Très jeune, Le Clézio a été attiré par la culture chinoise. En 1966, il a souhaité faire son service civil à Pékin en tant que professeur de français, mais c’est Bangkok qui l’a accueilli, ville où il s’initie à l’écriture chinoise. Au fil du temps, il devient fin connaisseur de la littérature chinoise, dont il célèbre la lecture des deux romans traditionnels majeurs, Le Rêve dans le Pavillon rouge, de Cao Xueqin, et Au bord de l’eau, de Shi Nai’an, auxquels s’ajoutent les contes de l’écrivain contemporain Lao She, Gens de Pékin. Les poètes élégiaques de la dynastie Tang lui sont également bien connus – Du Fu, Li Bai, Wang Wei, spécialistes de la délicatesse du sentiment.
Si la littérature est en marge de la morale – on songe aux personnages d’escrocs, canailles ou bandits créés par les plus grands écrivains –, elle est également indépendante de la vie, elle appartient à un monde virtuel. A la célèbre question des Surréalistes « Pourquoi écrivez-vous ? », Le Clézio préfère la réponse du romancier chinois Pa Kin, auteur de Nuit glacée : « Parce que la belle vie est toujours trop courte ». Les romanciers écrivent sur et d’après leur « sentiment du présent », fait de souvenirs, de réminiscences littéraires et de projection dans l’avenir. Il s’agit pour eux d’« ajouter de la substance à la vie pour lui donner une matérialité qui la sauve du néant ». Le Clézio engage une réflexion sur la nostalgie constitutive de l’écrivain, concept qui se traduit en langue chinoise par « le sentiment de l’automne » et en coréen par « l’odeur de l’eau ». Sans doute peu éloigné du narcissisme, le concept de « nostalgie » comporte une part de mémoire et une part d’imagination, de fantaisie, de fantasme, d’obsession. Le Clézio formule une très belle comparaison entre l’humain qui écrit et l’arbre, qui vieillit de l’intérieur, les couches superficielles irriguées par la sève étant les plus jeunes et, paradoxalement, celles qui apparaissent dans la création littéraire et artistique.

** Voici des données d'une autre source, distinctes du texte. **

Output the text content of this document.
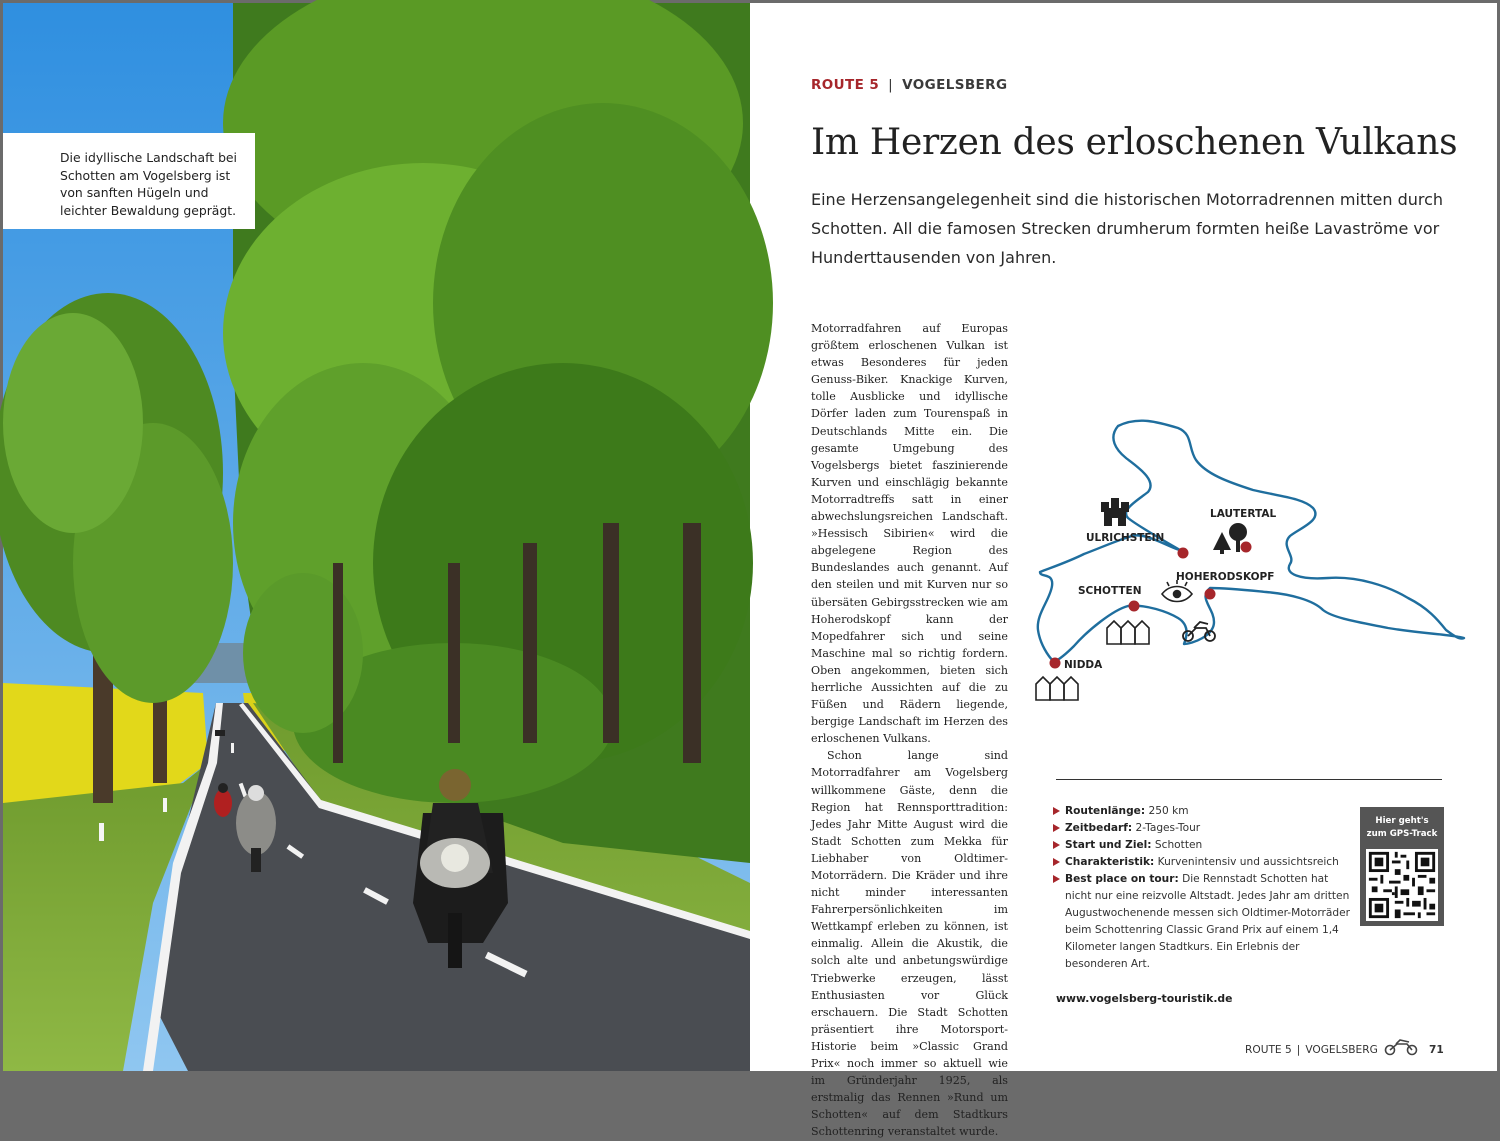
Die idyllische Landschaft bei Schotten am Vogelsberg ist von sanften Hügeln und leichter Bewaldung geprägt.

ROUTE 5 | VOGELSBERG
Im Herzen des erloschenen Vulkans

Eine Herzensangelegenheit sind die historischen Motorradrennen mitten durch Schotten. All die famosen Strecken drumherum formten heiße Lavaströme vor Hunderttausenden von Jahren.

Motorradfahren auf Europas größtem erloschenen Vulkan ist etwas Besonderes für jeden Genuss-Biker. Knackige Kurven, tolle Ausblicke und idyllische Dörfer laden zum Tourenspaß in Deutschlands Mitte ein. Die gesamte Umgebung des Vogelsbergs bietet faszinierende Kurven und einschlägig bekannte Motorradtreffs satt in einer abwechslungsreichen Landschaft. »Hessisch Sibirien« wird die abgelegene Region des Bundeslandes auch genannt. Auf den steilen und mit Kurven nur so übersäten Gebirgsstrecken wie am Hoherodskopf kann der Mopedfahrer sich und seine Maschine mal so richtig fordern. Oben angekommen, bieten sich herrliche Aussichten auf die zu Füßen und Rädern liegende, bergige Landschaft im Herzen des erloschenen Vulkans.

Schon lange sind Motorradfahrer am Vogelsberg willkommene Gäste, denn die Region hat Rennsporttradition: Jedes Jahr Mitte August wird die Stadt Schotten zum Mekka für Liebhaber von Oldtimer-Motorrädern. Die Kräder und ihre nicht minder interessanten Fahrerpersönlichkeiten im Wettkampf erleben zu können, ist einmalig. Allein die Akustik, die solch alte und anbetungswürdige Triebwerke erzeugen, lässt Enthusiasten vor Glück erschauern. Die Stadt Schotten präsentiert ihre Motorsport-Historie beim »Classic Grand Prix« noch immer so aktuell wie im Gründerjahr 1925, als erstmalig das Rennen »Rund um Schotten« auf dem Stadtkurs Schottenring veranstaltet wurde.

ULRICHSTEIN
LAUTERTAL
SCHOTTEN
HOHERODSKOPF
NIDDA
Routenlänge: 250 km
Zeitbedarf: 2-Tages-Tour
Start und Ziel: Schotten
Charakteristik: Kurvenintensiv und aussichtsreich
Best place on tour: Die Rennstadt Schotten hat nicht nur eine reizvolle Altstadt. Jedes Jahr am dritten Augustwochenende messen sich Oldtimer-Motorräder beim Schottenring Classic Grand Prix auf einem 1,4 Kilometer langen Stadtkurs. Ein Erlebnis der besonderen Art.
www.vogelsberg-touristik.de
Hier geht's
zum GPS-Track
ROUTE 5 | VOGELSBERG	71
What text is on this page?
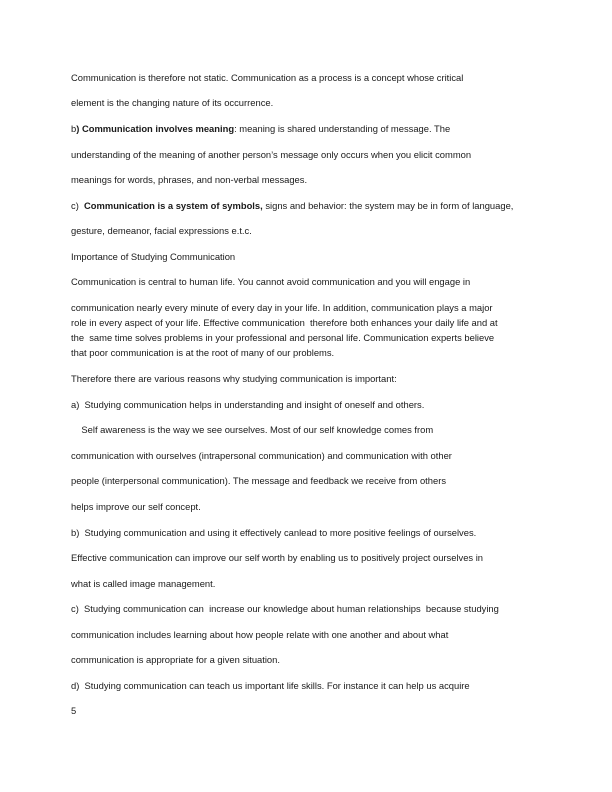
Communication is therefore not static. Communication as a process is a concept whose critical
element is the changing nature of its occurrence.
b) Communication involves meaning: meaning is shared understanding of message. The
understanding of the meaning of another person’s message only occurs when you elicit common
meanings for words, phrases, and non-verbal messages.
c)  Communication is a system of symbols, signs and behavior: the system may be in form of language,
gesture, demeanor, facial expressions e.t.c.
Importance of Studying Communication
Communication is central to human life. You cannot avoid communication and you will engage in
communication nearly every minute of every day in your life. In addition, communication plays a major
role in every aspect of your life. Effective communication  therefore both enhances your daily life and at
the  same time solves problems in your professional and personal life. Communication experts believe
that poor communication is at the root of many of our problems.
Therefore there are various reasons why studying communication is important:
a)  Studying communication helps in understanding and insight of oneself and others.
Self awareness is the way we see ourselves. Most of our self knowledge comes from
communication with ourselves (intrapersonal communication) and communication with other
people (interpersonal communication). The message and feedback we receive from others
helps improve our self concept.
b)  Studying communication and using it effectively canlead to more positive feelings of ourselves.
Effective communication can improve our self worth by enabling us to positively project ourselves in
what is called image management.
c)  Studying communication can  increase our knowledge about human relationships  because studying
communication includes learning about how people relate with one another and about what
communication is appropriate for a given situation.
d)  Studying communication can teach us important life skills. For instance it can help us acquire
5
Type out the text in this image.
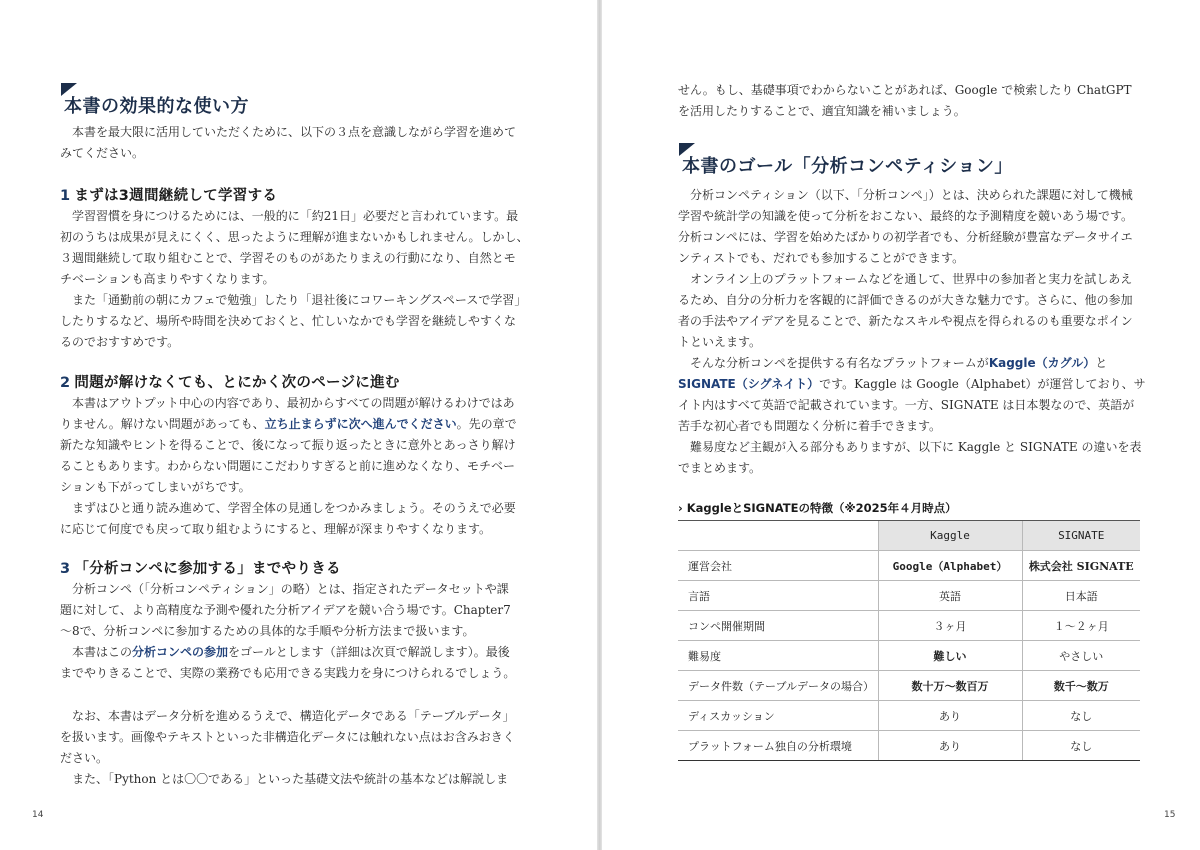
本書の効果的な使い方
　本書を最大限に活用していただくために、以下の３点を意識しながら学習を進めて
みてください。
1 まずは3週間継続して学習する
　学習習慣を身につけるためには、一般的に「約21日」必要だと言われています。最
初のうちは成果が見えにくく、思ったように理解が進まないかもしれません。しかし、
３週間継続して取り組むことで、学習そのものがあたりまえの行動になり、自然とモ
チベーションも高まりやすくなります。
　また「通勤前の朝にカフェで勉強」したり「退社後にコワーキングスペースで学習」
したりするなど、場所や時間を決めておくと、忙しいなかでも学習を継続しやすくな
るのでおすすめです。
2 問題が解けなくても、とにかく次のページに進む
　本書はアウトプット中心の内容であり、最初からすべての問題が解けるわけではあ
りません。解けない問題があっても、立ち止まらずに次へ進んでください。先の章で
新たな知識やヒントを得ることで、後になって振り返ったときに意外とあっさり解け
ることもあります。わからない問題にこだわりすぎると前に進めなくなり、モチベー
ションも下がってしまいがちです。
　まずはひと通り読み進めて、学習全体の見通しをつかみましょう。そのうえで必要
に応じて何度でも戻って取り組むようにすると、理解が深まりやすくなります。
3 「分析コンペに参加する」までやりきる
　分析コンペ（「分析コンペティション」の略）とは、指定されたデータセットや課
題に対して、より高精度な予測や優れた分析アイデアを競い合う場です。Chapter7
～8で、分析コンペに参加するための具体的な手順や分析方法まで扱います。
　本書はこの分析コンペの参加をゴールとします（詳細は次頁で解説します）。最後
までやりきることで、実際の業務でも応用できる実践力を身につけられるでしょう。
　なお、本書はデータ分析を進めるうえで、構造化データである「テーブルデータ」
を扱います。画像やテキストといった非構造化データには触れない点はお含みおきく
ださい。
　また、「Python とは〇〇である」といった基礎文法や統計の基本などは解説しま
14
せん。もし、基礎事項でわからないことがあれば、Google で検索したり ChatGPT
を活用したりすることで、適宜知識を補いましょう。
本書のゴール「分析コンペティション」
　分析コンペティション（以下、「分析コンペ」）とは、決められた課題に対して機械
学習や統計学の知識を使って分析をおこない、最終的な予測精度を競いあう場です。
分析コンペには、学習を始めたばかりの初学者でも、分析経験が豊富なデータサイエ
ンティストでも、だれでも参加することができます。
　オンライン上のプラットフォームなどを通して、世界中の参加者と実力を試しあえ
るため、自分の分析力を客観的に評価できるのが大きな魅力です。さらに、他の参加
者の手法やアイデアを見ることで、新たなスキルや視点を得られるのも重要なポイン
トといえます。
　そんな分析コンペを提供する有名なプラットフォームがKaggle（カグル）と
SIGNATE（シグネイト）です。Kaggle は Google（Alphabet）が運営しており、サ
イト内はすべて英語で記載されています。一方、SIGNATE は日本製なので、英語が
苦手な初心者でも問題なく分析に着手できます。
　難易度など主観が入る部分もありますが、以下に Kaggle と SIGNATE の違いを表
でまとめます。
› KaggleとSIGNATEの特徴（※2025年４月時点）
	Kaggle	SIGNATE
運営会社	Google（Alphabet）	株式会社 SIGNATE
言語	英語	日本語
コンペ開催期間	３ヶ月	１～２ヶ月
難易度	難しい	やさしい
データ件数（テーブルデータの場合）	数十万～数百万	数千～数万
ディスカッション	あり	なし
プラットフォーム独自の分析環境	あり	なし
15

Proust et Lao She ont sans doute commencé leur existence en ayant l’œuvre qu’ils portaient en eux, œuvre chaque année dévoilée, révélée par chacune des parcelles écrites la mettant au jour. C’est pourquoi le travail d’écrivain, selon Le Clézio, « sied mieux à l’âge mûr, car il est fait de mesure et de modestie ».
Chez Le Clézio, l’aventure de la lecture/écriture s’enracine dans l’espace, dans le voyage vers un ailleurs, depuis Nice, l’île Maurice, l’Afrique et le Mexique, vers un lieu inconnu nommé « invention ». Une invention unique, personnelle et extra-ordinaire.